Cannot retry model migration to new controller after previous attempt fails
Affects | Status | Importance | Assigned to | Milestone | |
---|---|---|---|---|---|
Canonical Juju |
Incomplete
|
High
|
Joseph Phillips |
Bug Description
My apologies - I'm filing this after the fact.
On a customer cloud, we created a new bionic controller to replace the existing xenial controller. We then tried migrating models. One model succeeded, but the main openstack model failed to migrate. Supposedly it failed due to references to 2 stale apps which were no longer in use but were unable to be cleanly removed for some reason.
Afterwards, a way to remove those "stale" apps was found, and the migration was retried. Upon retry, the error we encountered was:
migrating: aborted, removing model from target controller: model data transfer failed, failed to import model into target controller: model <REDACTED-UUID> already exists (already exists)
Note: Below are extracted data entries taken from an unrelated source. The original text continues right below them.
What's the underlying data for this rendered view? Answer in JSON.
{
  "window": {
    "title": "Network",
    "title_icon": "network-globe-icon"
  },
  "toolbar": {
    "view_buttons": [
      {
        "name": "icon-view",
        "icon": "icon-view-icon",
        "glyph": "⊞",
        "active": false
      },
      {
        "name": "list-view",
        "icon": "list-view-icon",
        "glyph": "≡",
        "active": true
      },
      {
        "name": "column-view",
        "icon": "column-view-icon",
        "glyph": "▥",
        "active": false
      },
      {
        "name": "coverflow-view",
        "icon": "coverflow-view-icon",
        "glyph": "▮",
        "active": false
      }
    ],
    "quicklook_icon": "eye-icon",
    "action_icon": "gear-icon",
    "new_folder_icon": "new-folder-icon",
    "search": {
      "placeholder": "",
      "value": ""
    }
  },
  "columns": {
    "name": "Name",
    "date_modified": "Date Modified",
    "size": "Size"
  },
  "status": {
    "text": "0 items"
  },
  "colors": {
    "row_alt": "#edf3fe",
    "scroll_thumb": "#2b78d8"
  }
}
At the time of writing this, I see all controllers are running 2.9.18, and the openstack model in question is also on 2.9.18.
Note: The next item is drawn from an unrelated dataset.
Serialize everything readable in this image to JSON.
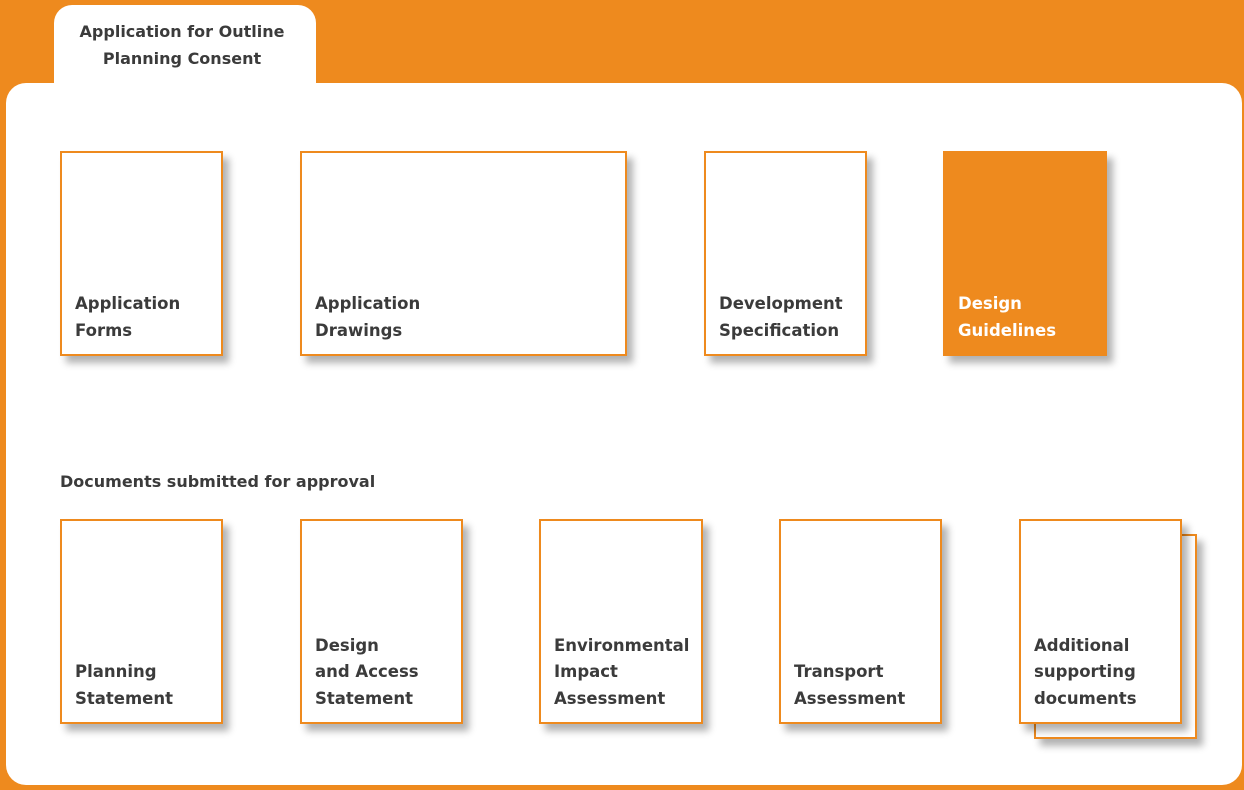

As this is an issue with a customer cloud, I will share a database dump via internal channels.
tags: | added: model-migration |
Changed in juju: | |
status: | New → Triaged |
importance: | Undecided → High |
assignee: | nobody → Joseph Phillips (manadart) |
importance: | High → Medium |
Looking at the target db dump, the model UUID that is being migrated is used as a key in these collections:
annotations.json ts.json ons.json
applications.json
constraints.json
deviceConstrain
meterStatus.json
operations.json
remoteApplicati
resources.json
spaces.json
txns.log.json
unitstates.json
eg the application collection has apps like "ceph-mon" "ceph-radosgw" and "ceilometer" etc etc which are tagged as belonging to the source model.
Were there any errors (or do the logs have any errors) related to aborting the failed migration and cleaning up afterwards? That will help understand how stuff got left behind in the first place.
The 3 named models in the target controller are:
- controller
- default
- maas-infra
None of these have the model UUID in question.
Those records in the above collections are orphaned. I think we should do a regexp delete of records in those collections where the doc "_id" field starts with "<modeluuid>:". That will hopefully unblock another migration attempt.
One thing that is not clear to me right now though is when we import a model, we check the models collection and if that model uuid is there, return an "already exists" error as we see here. I would expect to see perhaps a slightly different error if the model record does not exist but other artifacts like application etc do.